Die optimale Behandlung der Stadium-III- und Stadium-IV-Parodontitis ist in den meisten Gesundheitssystemen durch ein signifikantes Ungleichgewicht bezüglich Verfügbarkeit und Zugriff auf eine spezialisierte parodontale Versorgung limitiert. Es besteht dringender Verbesserungsbedarf hinsichtlich der Verfügbarkeit einer adäquaten Patientenversorgung, insbesondere im Hinblick auf den immensen Zeitbedarf und die erheblichen Folgekosten, die eine unbehandelte schwere (Stadium III und IV) Parodontitis nach sich ziehen kann.

Spezialisierung in der Zahnmedizin

Das Deutsche Zahnheilkundegesetz sieht keine qualifikationsspezifischen Einschränkungen der zahnärztlichen Berufsausübung vor.
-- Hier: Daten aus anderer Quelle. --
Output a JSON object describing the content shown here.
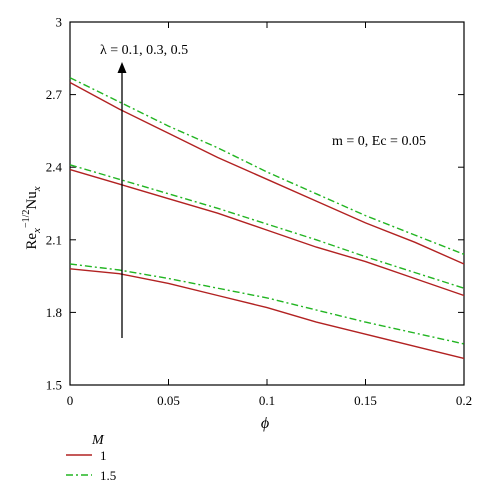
{
  "chart_data": {
    "type": "line",
    "title": "",
    "xlabel": "ϕ",
    "ylabel": "Re_x^{-1/2} Nu_x",
    "xlim": [
      0,
      0.2
    ],
    "ylim": [
      1.5,
      3.0
    ],
    "x_ticks": [
      "0",
      "0.05",
      "0.1",
      "0.15",
      "0.2"
    ],
    "y_ticks": [
      "1.5",
      "1.8",
      "2.1",
      "2.4",
      "2.7",
      "3"
    ],
    "grid": false,
    "annotations": {
      "lambda_text": "λ = 0.1, 0.3, 0.5",
      "params_text": "m = 0, Ec = 0.05"
    },
    "legend": {
      "title": "M",
      "placement": "bottom-left",
      "entries": [
        {
          "label": "1",
          "color": "#b22222",
          "dash": "solid"
        },
        {
          "label": "1.5",
          "color": "#22b522",
          "dash": "dashdot"
        }
      ]
    },
    "x": [
      0,
      0.025,
      0.05,
      0.075,
      0.1,
      0.125,
      0.15,
      0.175,
      0.2
    ],
    "series": [
      {
        "M": "1",
        "lambda": "0.1",
        "color": "#b22222",
        "dash": "solid",
        "values": [
          1.98,
          1.96,
          1.92,
          1.87,
          1.82,
          1.76,
          1.71,
          1.66,
          1.61
        ]
      },
      {
        "M": "1.5",
        "lambda": "0.1",
        "color": "#22b522",
        "dash": "dashdot",
        "values": [
          2.0,
          1.975,
          1.94,
          1.9,
          1.86,
          1.81,
          1.76,
          1.715,
          1.67
        ]
      },
      {
        "M": "1",
        "lambda": "0.3",
        "color": "#b22222",
        "dash": "solid",
        "values": [
          2.39,
          2.33,
          2.27,
          2.21,
          2.14,
          2.07,
          2.01,
          1.94,
          1.87
        ]
      },
      {
        "M": "1.5",
        "lambda": "0.3",
        "color": "#22b522",
        "dash": "dashdot",
        "values": [
          2.41,
          2.35,
          2.29,
          2.23,
          2.165,
          2.1,
          2.03,
          1.965,
          1.9
        ]
      },
      {
        "M": "1",
        "lambda": "0.5",
        "color": "#b22222",
        "dash": "solid",
        "values": [
          2.75,
          2.64,
          2.54,
          2.44,
          2.35,
          2.26,
          2.17,
          2.09,
          2.0
        ]
      },
      {
        "M": "1.5",
        "lambda": "0.5",
        "color": "#22b522",
        "dash": "dashdot",
        "values": [
          2.77,
          2.67,
          2.57,
          2.48,
          2.38,
          2.29,
          2.2,
          2.12,
          2.04
        ]
      }
    ]
  }
}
Mit der Approbation darf der Zahnarzt/die Zahnärztin das gesamte Spektrum der Zahnheilkunde ausüben. In Bezug auf Patienten mit einer schweren Parodontitis stellt sich dabei die Frage:

Welcher Versorgungslevel ist für das Management tiefer Resttaschen mit oder ohne Knochentaschen oder Furkationsbefall nach Abschluss der ersten und zweiten Therapiestufe notwendig?
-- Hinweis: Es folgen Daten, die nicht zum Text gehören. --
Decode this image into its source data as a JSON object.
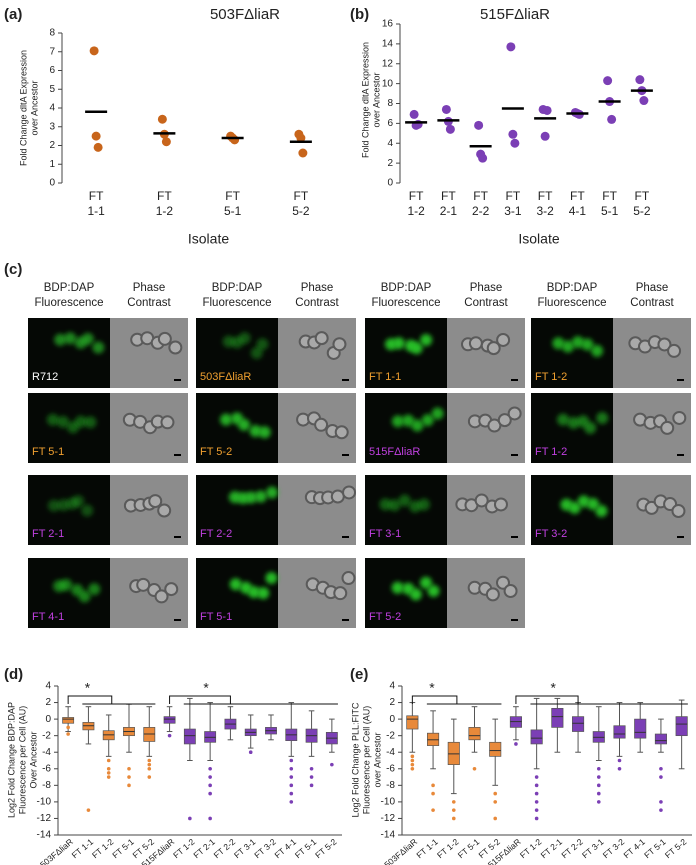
{
  "chart_data": [
    {
      "type": "dot",
      "panel": "(a)",
      "title": "503FΔliaR",
      "ylabel": [
        "Fold Change dltA Expression",
        "over Ancestor"
      ],
      "xlabel": "Isolate",
      "categories": [
        [
          "FT",
          "1-1"
        ],
        [
          "FT",
          "1-2"
        ],
        [
          "FT",
          "5-1"
        ],
        [
          "FT",
          "5-2"
        ]
      ],
      "points": [
        [
          7.05,
          2.5,
          1.9
        ],
        [
          3.4,
          2.6,
          2.2
        ],
        [
          2.5,
          2.4,
          2.3
        ],
        [
          2.6,
          2.4,
          1.6
        ]
      ],
      "means": [
        3.8,
        2.65,
        2.4,
        2.2
      ],
      "color": "#c8651b",
      "ylim": [
        0,
        8
      ],
      "yticks": [
        0,
        1,
        2,
        3,
        4,
        5,
        6,
        7,
        8
      ]
    },
    {
      "type": "dot",
      "panel": "(b)",
      "title": "515FΔliaR",
      "ylabel": [
        "Fold Change dltA Expression",
        "over Ancestor"
      ],
      "xlabel": "Isolate",
      "categories": [
        [
          "FT",
          "1-2"
        ],
        [
          "FT",
          "2-1"
        ],
        [
          "FT",
          "2-2"
        ],
        [
          "FT",
          "3-1"
        ],
        [
          "FT",
          "3-2"
        ],
        [
          "FT",
          "4-1"
        ],
        [
          "FT",
          "5-1"
        ],
        [
          "FT",
          "5-2"
        ]
      ],
      "points": [
        [
          6.9,
          5.8,
          5.9
        ],
        [
          7.4,
          6.2,
          5.4
        ],
        [
          5.8,
          2.9,
          2.5
        ],
        [
          13.7,
          4.9,
          4.0
        ],
        [
          7.4,
          4.7,
          7.3
        ],
        [
          7.1,
          7.0,
          6.9
        ],
        [
          10.3,
          8.2,
          6.4
        ],
        [
          10.4,
          9.3,
          8.3
        ]
      ],
      "means": [
        6.1,
        6.3,
        3.7,
        7.5,
        6.5,
        7.0,
        8.2,
        9.3
      ],
      "color": "#7b3fb5",
      "ylim": [
        0,
        16
      ],
      "yticks": [
        0,
        2,
        4,
        6,
        8,
        10,
        12,
        14,
        16
      ]
    },
    {
      "type": "box",
      "panel": "(d)",
      "ylabel": [
        "Log2 Fold Change BDP:DAP",
        "Fluorescence per Cell (AU)",
        "Over Ancestor"
      ],
      "annotations": [
        "*",
        "*"
      ],
      "categories": [
        "503FΔliaR",
        "FT 1-1",
        "FT 1-2",
        "FT 5-1",
        "FT 5-2",
        "515FΔliaR",
        "FT 1-2",
        "FT 2-1",
        "FT 2-2",
        "FT 3-1",
        "FT 3-2",
        "FT 4-1",
        "FT 5-1",
        "FT 5-2"
      ],
      "colors": [
        "#e8893a",
        "#e8893a",
        "#e8893a",
        "#e8893a",
        "#e8893a",
        "#7b3fb5",
        "#7b3fb5",
        "#7b3fb5",
        "#7b3fb5",
        "#7b3fb5",
        "#7b3fb5",
        "#7b3fb5",
        "#7b3fb5",
        "#7b3fb5"
      ],
      "boxes": [
        [
          -1.5,
          -0.5,
          0,
          0.2,
          1.5
        ],
        [
          -3,
          -1.3,
          -0.8,
          -0.4,
          1.5
        ],
        [
          -4.5,
          -2.5,
          -1.9,
          -1.4,
          0.5
        ],
        [
          -4,
          -2,
          -1.5,
          -1,
          1.8
        ],
        [
          -4.5,
          -2.7,
          -1.8,
          -1,
          1.5
        ],
        [
          -1.5,
          -0.5,
          0,
          0.3,
          1.5
        ],
        [
          -5,
          -3,
          -2,
          -1.2,
          2.5
        ],
        [
          -5,
          -2.8,
          -2.2,
          -1.5,
          2
        ],
        [
          -2.5,
          -1.2,
          -0.6,
          0,
          1.5
        ],
        [
          -3.5,
          -2,
          -1.6,
          -1.2,
          0.5
        ],
        [
          -2.5,
          -1.8,
          -1.4,
          -1,
          0.5
        ],
        [
          -4.5,
          -2.6,
          -1.9,
          -1.2,
          2
        ],
        [
          -4.5,
          -2.8,
          -2,
          -1.2,
          1
        ],
        [
          -4,
          -3,
          -2.3,
          -1.6,
          0
        ]
      ],
      "outliers": [
        [
          -1,
          -1.8
        ],
        [
          -11
        ],
        [
          -5,
          -6,
          -6.5,
          -7
        ],
        [
          -6,
          -7,
          -8
        ],
        [
          -5,
          -5.5,
          -6,
          -7
        ],
        [
          -2
        ],
        [
          -12
        ],
        [
          -6,
          -7,
          -8,
          -9,
          -12
        ],
        [],
        [
          -4
        ],
        [],
        [
          -5,
          -6,
          -7,
          -8,
          -9,
          -10
        ],
        [
          -6,
          -7,
          -8
        ],
        [
          -5.5
        ]
      ],
      "ylim": [
        -14,
        4
      ],
      "yticks": [
        -14,
        -12,
        -10,
        -8,
        -6,
        -4,
        -2,
        0,
        2,
        4
      ]
    },
    {
      "type": "box",
      "panel": "(e)",
      "ylabel": [
        "Log2 Fold Change PLL:FITC",
        "Fluorescence per Cell (AU)",
        "over Ancestor"
      ],
      "annotations": [
        "*",
        "*"
      ],
      "categories": [
        "503FΔliaR",
        "FT 1-1",
        "FT 1-2",
        "FT 5-1",
        "FT 5-2",
        "515FΔliaR",
        "FT 1-2",
        "FT 2-1",
        "FT 2-2",
        "FT 3-1",
        "FT 3-2",
        "FT 4-1",
        "FT 5-1",
        "FT 5-2"
      ],
      "colors": [
        "#e8893a",
        "#e8893a",
        "#e8893a",
        "#e8893a",
        "#e8893a",
        "#7b3fb5",
        "#7b3fb5",
        "#7b3fb5",
        "#7b3fb5",
        "#7b3fb5",
        "#7b3fb5",
        "#7b3fb5",
        "#7b3fb5",
        "#7b3fb5"
      ],
      "boxes": [
        [
          -4,
          -1.2,
          0,
          0.4,
          2
        ],
        [
          -6,
          -3.2,
          -2.5,
          -1.7,
          1
        ],
        [
          -9,
          -5.5,
          -4.2,
          -2.8,
          0
        ],
        [
          -4,
          -2.5,
          -2,
          -1,
          1.5
        ],
        [
          -8,
          -4.5,
          -3.8,
          -2.8,
          0
        ],
        [
          -2.5,
          -1,
          -0.3,
          0.3,
          1.5
        ],
        [
          -6,
          -3,
          -2.3,
          -1.3,
          2.5
        ],
        [
          -4,
          -1,
          0.3,
          1.3,
          2.5
        ],
        [
          -4,
          -1.5,
          -0.5,
          0.3,
          2
        ],
        [
          -5,
          -2.8,
          -2.2,
          -1.5,
          1.5
        ],
        [
          -4.5,
          -2.3,
          -1.8,
          -0.8,
          2
        ],
        [
          -4,
          -2.3,
          -1.6,
          0,
          2
        ],
        [
          -4,
          -3,
          -2.6,
          -1.8,
          0
        ],
        [
          -6,
          -2,
          -0.6,
          0.3,
          2.3
        ]
      ],
      "outliers": [
        [
          -4.5,
          -5,
          -5.5,
          -6
        ],
        [
          -8,
          -9,
          -11
        ],
        [
          -10,
          -11,
          -12
        ],
        [
          -6
        ],
        [
          -9,
          -10,
          -12
        ],
        [
          -3
        ],
        [
          -7,
          -8,
          -9,
          -10,
          -11,
          -12
        ],
        [],
        [],
        [
          -6,
          -7,
          -8,
          -9,
          -10
        ],
        [
          -5,
          -6
        ],
        [],
        [
          -6,
          -7,
          -10,
          -11
        ],
        []
      ],
      "ylim": [
        -14,
        4
      ],
      "yticks": [
        -14,
        -12,
        -10,
        -8,
        -6,
        -4,
        -2,
        0,
        2,
        4
      ]
    }
  ],
  "panel_c": {
    "label": "(c)",
    "headers": [
      [
        "BDP:DAP",
        "Fluorescence"
      ],
      [
        "Phase",
        "Contrast"
      ]
    ],
    "cells": [
      {
        "label": "R712",
        "color": "#ffffff"
      },
      {
        "label": "503FΔliaR",
        "color": "#f0a030"
      },
      {
        "label": "FT 1-1",
        "color": "#f0a030"
      },
      {
        "label": "FT 1-2",
        "color": "#f0a030"
      },
      {
        "label": "FT 5-1",
        "color": "#f0a030"
      },
      {
        "label": "FT 5-2",
        "color": "#f0a030"
      },
      {
        "label": "515FΔliaR",
        "color": "#c040e0"
      },
      {
        "label": "FT 1-2",
        "color": "#c040e0"
      },
      {
        "label": "FT 2-1",
        "color": "#c040e0"
      },
      {
        "label": "FT 2-2",
        "color": "#c040e0"
      },
      {
        "label": "FT 3-1",
        "color": "#c040e0"
      },
      {
        "label": "FT 3-2",
        "color": "#c040e0"
      },
      {
        "label": "FT 4-1",
        "color": "#c040e0"
      },
      {
        "label": "FT 5-1",
        "color": "#c040e0"
      },
      {
        "label": "FT 5-2",
        "color": "#c040e0"
      }
    ]
  }
}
Chirurgische Therapieansätze sind effektiv, jedoch auch komplex. Deshalb sollten diese Interventionen durch spezifisch fort- oder weitergebildete Zahnärzte durchgeführt werden. Der Zugang zu dieser qualifizierten Versorgung sollte für die Patienten verbessert werden.

Parodontalchirurgische Qualifikation

Weiterführende parodontalchirurgische Maßnahmen (regenerative, mikrochirurgische Eingriffe und chirurgische Behandlung von Furkationsbefall) gehen über den Umfang und die Kompetenz eines Allgemeinzahnarztes hinaus [4]. Gleiches gilt für mikrochirurgische und plastische mucogingival-chirurgische Techniken zur Deckung von Rezessionen.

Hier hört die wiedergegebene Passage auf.